Intervention de Roland Muzeau

Réunion du 1er mars 2006 à 15h00
Égalité des chances — Article 3

Photo de Roland MuzeauRoland Muzeau :

Probablement était-ce parce que la menace de l'invocation de l'article 40 de la Constitution avait plané, mais le Gouvernement est devenu riche...

Nous avions proposé, quant à nous, au sein de la commission des affaires sociales comme en séance publique, la suppression de cet article 3 et je souhaiterais dire en quelques mots pourquoi.

Comme nous l'avons rappelé lors de notre intervention sur cet article, l'élargissement du bénéfice du crédit d'impôt aux entreprises employant des apprentis juniors équivaut à une double gratification pour les employeurs, ce à quoi nous nous opposons fermement.

Les entreprises embauchant des jeunes apprentis dans le cadre de l'apprentissage junior vont disposer d'une main-d'oeuvre à très faible coût - reconnaissons-le -, au détriment d'une réelle possibilité d'intégration pour le jeune travailleur. De plus, elles pourront bénéficier d'une aide financière.

Nous nous étions opposés à la création de ce dispositif lors de la discussion du projet de loi de programmation pour la cohésion sociale, car rien ne prouve, à ce jour, que de tels dispositifs auront un effet bénéfique sur l'emploi des jeunes ou constitueront une incitation à l'embauche par les entreprises.

Un tel article nous ramène finalement à la politique du Gouvernement en matière d'emploi - là, il y a une vraie logique - politique qui vise à multiplier les mesures d'aides ou d'incitation fiscale en direction des entreprises, sans avoir à leur égard beaucoup d'exigences en retour et, en même temps, à fragiliser et à appauvrir les travailleurs.

Je rappellerai quelques chiffres.
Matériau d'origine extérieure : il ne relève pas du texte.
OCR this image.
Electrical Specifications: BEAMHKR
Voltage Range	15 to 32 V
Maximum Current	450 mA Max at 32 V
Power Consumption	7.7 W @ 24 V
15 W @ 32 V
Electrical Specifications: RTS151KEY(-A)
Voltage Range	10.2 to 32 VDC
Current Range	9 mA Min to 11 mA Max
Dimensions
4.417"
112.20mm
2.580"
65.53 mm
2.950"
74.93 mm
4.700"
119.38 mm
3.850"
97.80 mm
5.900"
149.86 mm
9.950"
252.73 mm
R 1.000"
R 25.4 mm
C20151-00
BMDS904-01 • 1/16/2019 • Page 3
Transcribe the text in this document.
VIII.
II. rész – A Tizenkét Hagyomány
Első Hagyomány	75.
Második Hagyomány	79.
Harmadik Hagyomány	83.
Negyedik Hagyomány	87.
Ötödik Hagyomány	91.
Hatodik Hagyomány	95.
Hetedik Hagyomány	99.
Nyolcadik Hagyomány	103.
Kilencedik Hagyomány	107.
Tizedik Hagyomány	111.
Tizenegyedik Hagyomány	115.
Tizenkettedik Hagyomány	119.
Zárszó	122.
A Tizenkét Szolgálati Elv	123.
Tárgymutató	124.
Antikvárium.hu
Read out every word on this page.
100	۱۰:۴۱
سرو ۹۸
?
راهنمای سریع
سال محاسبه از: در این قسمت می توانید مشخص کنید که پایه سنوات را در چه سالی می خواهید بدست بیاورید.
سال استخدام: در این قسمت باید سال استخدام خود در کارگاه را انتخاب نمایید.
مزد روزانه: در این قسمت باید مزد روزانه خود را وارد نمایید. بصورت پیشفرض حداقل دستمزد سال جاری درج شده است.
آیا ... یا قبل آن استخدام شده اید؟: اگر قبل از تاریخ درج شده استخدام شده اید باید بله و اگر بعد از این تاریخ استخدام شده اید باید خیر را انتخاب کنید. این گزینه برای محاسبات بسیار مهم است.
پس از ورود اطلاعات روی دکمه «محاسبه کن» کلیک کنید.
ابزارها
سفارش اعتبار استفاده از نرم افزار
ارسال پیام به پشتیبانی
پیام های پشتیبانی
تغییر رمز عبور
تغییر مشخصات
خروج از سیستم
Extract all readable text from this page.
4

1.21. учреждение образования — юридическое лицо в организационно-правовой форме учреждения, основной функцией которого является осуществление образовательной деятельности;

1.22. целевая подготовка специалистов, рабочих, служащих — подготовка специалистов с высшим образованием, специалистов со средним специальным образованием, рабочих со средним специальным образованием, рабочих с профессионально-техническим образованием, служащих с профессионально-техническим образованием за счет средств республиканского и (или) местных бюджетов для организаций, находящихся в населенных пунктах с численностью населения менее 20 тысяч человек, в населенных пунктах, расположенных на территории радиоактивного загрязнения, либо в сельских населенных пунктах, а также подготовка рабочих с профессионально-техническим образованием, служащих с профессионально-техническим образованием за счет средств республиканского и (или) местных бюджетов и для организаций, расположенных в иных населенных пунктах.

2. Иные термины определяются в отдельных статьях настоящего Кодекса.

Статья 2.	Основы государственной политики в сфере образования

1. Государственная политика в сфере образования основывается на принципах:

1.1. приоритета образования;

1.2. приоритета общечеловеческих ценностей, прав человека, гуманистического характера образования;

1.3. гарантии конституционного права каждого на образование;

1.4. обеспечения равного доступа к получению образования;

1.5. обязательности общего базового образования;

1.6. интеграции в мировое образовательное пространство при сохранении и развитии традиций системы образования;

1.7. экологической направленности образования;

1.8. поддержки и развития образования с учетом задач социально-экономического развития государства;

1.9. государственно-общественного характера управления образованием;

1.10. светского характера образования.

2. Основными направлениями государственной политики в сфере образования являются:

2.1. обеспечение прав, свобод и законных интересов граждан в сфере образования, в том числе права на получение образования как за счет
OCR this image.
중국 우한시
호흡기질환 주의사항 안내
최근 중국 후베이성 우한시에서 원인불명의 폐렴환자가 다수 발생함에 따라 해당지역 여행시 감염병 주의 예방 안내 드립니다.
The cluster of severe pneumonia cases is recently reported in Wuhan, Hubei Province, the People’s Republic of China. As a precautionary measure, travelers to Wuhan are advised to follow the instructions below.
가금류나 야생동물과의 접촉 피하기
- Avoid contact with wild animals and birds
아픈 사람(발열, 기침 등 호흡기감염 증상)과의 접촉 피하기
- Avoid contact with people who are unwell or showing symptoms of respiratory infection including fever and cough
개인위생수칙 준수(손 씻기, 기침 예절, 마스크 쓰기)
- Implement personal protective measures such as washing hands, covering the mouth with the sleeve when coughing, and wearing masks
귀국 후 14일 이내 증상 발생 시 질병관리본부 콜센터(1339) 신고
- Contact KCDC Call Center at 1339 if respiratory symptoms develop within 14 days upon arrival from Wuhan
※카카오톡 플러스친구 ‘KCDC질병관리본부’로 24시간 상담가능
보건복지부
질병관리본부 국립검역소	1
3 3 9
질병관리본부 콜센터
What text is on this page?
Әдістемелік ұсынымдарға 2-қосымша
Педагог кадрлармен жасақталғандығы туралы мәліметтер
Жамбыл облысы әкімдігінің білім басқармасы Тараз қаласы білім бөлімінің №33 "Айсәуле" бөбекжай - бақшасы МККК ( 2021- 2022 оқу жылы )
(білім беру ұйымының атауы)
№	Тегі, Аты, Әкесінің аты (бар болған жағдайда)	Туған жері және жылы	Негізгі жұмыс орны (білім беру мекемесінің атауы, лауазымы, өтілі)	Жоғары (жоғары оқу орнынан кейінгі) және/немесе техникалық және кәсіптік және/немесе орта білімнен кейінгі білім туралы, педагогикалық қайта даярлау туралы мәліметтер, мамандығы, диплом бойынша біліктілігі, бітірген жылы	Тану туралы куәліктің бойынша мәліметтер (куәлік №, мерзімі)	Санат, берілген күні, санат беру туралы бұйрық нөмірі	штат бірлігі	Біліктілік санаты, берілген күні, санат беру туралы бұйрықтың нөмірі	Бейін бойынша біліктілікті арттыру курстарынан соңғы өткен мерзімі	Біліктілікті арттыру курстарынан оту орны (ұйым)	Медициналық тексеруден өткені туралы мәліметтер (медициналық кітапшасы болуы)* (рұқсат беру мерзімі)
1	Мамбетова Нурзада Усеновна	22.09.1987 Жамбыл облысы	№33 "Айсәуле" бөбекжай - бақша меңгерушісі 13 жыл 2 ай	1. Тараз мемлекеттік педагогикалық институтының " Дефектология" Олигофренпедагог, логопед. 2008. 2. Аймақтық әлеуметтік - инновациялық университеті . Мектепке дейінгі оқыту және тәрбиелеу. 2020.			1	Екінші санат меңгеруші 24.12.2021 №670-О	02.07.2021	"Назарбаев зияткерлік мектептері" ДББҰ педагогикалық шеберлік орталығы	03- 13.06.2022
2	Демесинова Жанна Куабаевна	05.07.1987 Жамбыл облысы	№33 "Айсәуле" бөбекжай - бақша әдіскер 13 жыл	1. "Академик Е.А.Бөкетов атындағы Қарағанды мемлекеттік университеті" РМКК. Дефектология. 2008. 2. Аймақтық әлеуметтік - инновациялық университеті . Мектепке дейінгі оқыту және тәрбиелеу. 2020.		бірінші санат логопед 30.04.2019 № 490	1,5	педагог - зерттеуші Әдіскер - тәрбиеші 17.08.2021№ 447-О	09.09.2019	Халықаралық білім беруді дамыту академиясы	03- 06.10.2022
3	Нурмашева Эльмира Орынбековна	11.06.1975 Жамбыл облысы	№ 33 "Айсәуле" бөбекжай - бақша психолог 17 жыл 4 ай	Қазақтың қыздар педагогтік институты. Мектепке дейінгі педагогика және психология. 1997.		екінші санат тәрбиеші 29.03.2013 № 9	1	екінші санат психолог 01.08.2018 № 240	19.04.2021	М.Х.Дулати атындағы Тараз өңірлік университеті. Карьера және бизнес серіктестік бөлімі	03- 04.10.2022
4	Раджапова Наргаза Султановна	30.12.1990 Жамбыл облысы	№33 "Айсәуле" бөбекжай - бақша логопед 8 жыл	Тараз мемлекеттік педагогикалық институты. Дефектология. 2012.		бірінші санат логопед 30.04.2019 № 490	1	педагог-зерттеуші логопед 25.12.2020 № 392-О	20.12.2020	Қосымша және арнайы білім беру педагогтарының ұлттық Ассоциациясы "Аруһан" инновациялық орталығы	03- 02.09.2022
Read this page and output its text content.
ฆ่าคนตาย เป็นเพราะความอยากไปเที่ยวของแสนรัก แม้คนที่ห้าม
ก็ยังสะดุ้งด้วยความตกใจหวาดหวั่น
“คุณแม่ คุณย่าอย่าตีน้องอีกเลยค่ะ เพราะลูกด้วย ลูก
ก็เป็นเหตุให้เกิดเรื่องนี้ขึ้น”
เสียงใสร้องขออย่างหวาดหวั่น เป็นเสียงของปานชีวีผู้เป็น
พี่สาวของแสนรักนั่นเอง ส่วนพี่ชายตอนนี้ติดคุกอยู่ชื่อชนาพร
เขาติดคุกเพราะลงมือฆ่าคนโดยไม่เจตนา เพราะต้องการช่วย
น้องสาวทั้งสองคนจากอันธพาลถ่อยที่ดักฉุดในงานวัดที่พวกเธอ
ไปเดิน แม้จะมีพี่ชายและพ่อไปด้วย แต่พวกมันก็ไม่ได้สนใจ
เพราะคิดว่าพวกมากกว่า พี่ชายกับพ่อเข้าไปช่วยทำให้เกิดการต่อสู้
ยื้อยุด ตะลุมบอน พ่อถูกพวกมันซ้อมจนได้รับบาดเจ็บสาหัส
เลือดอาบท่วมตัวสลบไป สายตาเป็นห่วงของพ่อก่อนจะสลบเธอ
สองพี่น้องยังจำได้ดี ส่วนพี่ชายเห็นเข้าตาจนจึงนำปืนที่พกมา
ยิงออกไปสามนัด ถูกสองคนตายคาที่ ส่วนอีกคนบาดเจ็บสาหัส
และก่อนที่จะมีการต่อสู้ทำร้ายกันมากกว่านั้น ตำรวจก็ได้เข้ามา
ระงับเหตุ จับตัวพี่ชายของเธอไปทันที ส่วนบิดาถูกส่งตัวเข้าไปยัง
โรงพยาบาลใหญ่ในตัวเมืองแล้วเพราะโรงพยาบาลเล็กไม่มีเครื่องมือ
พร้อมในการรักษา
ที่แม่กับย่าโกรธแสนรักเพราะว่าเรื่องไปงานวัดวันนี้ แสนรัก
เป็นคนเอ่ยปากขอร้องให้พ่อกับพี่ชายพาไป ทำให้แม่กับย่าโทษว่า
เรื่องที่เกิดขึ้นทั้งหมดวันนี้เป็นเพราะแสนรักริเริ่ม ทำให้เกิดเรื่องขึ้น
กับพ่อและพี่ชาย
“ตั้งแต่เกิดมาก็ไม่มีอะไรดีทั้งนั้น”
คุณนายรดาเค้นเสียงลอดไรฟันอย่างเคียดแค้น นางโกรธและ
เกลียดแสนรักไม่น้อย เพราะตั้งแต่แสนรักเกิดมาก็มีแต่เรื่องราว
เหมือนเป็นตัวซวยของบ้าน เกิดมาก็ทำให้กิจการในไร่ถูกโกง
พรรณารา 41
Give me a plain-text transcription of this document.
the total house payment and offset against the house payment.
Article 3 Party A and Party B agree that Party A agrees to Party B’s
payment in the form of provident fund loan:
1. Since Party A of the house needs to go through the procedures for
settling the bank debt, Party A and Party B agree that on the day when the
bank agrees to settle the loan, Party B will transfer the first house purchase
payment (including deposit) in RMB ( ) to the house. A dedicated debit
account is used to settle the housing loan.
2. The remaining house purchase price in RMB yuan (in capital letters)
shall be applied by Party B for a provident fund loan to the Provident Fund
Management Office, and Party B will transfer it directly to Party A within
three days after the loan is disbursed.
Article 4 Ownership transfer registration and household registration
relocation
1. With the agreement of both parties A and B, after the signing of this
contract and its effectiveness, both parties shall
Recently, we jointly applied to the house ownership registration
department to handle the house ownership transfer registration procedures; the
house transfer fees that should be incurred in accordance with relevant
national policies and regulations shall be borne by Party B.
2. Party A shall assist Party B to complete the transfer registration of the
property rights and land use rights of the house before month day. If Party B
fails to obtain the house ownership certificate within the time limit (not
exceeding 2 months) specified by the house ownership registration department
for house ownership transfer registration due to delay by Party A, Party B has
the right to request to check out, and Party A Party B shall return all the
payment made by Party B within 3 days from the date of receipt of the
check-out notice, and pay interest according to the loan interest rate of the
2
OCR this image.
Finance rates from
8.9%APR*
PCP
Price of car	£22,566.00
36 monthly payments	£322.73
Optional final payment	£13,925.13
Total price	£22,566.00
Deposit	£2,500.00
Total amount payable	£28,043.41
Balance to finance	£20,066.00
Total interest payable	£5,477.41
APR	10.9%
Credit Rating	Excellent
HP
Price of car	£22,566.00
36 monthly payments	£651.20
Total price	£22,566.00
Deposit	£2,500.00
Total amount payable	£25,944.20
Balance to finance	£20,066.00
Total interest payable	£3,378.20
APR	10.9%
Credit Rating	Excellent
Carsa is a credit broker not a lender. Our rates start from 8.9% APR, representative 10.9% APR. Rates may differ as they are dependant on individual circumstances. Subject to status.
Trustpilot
Ce ne sont pas les nôtres, ce sont ceux qui sont fournis par le Conseil d'orientation pour l'emploi, et ils sont éloquents : les allègements de cotisations sociales s'élèvent à 17, 1 milliards d'euros, les exonérations et le crédit d'impôt pour les contrats d'apprentissage, à 1, 5 milliard d'euros, les aides aux embauches dans les zones franches urbaines, à 370 millions d'euros, le contrat jeune en entreprise, à 273 millions d'euros, l'aide dégressive à l'emploi, à 104 millions d'euros.

Les sommes versées par l'État aux entreprises sont donc colossales, et il ne s'agit ici que des aides directes de l'État.

Cependant, si l'on tenait compte de toutes les aides indirectes dont bénéficient les entreprises de la part de l'État ou des collectivités territoriales - il serait bon, d'ailleurs, de réaliser une telle évaluation ; peut-être, un jour, la commission des affaires sociales tentera-t-elle de l'effectuer, ce qui lui fera un travail supplémentaire ! - il semblerait, selon des informations parues récemment dans les revues spécialisées, que ce grand dispositif d'aide fiscale et sociale lancé au nom du développement de l'emploi se chiffrerait à 60 milliards d'euros chaque année.

Ces « cadeaux » faits aux entreprises sont injustifiables ; de plus, ils conduisent à tirer vers le bas non seulement la qualité des emplois, en incitant les entreprises à recourir aux emplois précaires et peu qualifiés, mais aussi, et surtout, le montant des salaires.

Ces exonérations sociales et toutes ces aides accordées aux entreprises opèrent un effet de substitution des emplois peu qualifiés au détriment d'emplois qualifiés.

C'est à cette conclusion que parvient le Centre d'études de l'emploi, dans sa dernière enquête de janvier 2006, relative aux « évaluations des exonérations sur les bas salaires ».

On y lit que l'impact sur les bas salaires est très difficile à évaluer et, dans tous les cas, toujours en dessous des estimations avancées. On y apprend aussi ceci : « L'impact sur l'emploi qualifié est encore plus incertain. Du point de vue des employeurs, les allégements sur les bas salaires renchérissent le coût du travail qualifié relativement au coût du travail non qualifié, ce qui implique des effets de volume et de substitution ».

L'étude se termine par cette remarque : « Il est clair que l'instabilité des dispositifs n'a pas contribué à renforcer les effets sur l'emploi et que les chiffrages peuvent paraître de ce point de vue surestimés ».

Comment, dans ce cas-là, ne pas douter de l'intérêt d'un tel article, qui vise à étendre encore ces dispositifs d'aide aux entreprises ? La raison, ou tout au moins la prudence, nous encourage plutôt à penser le contraire.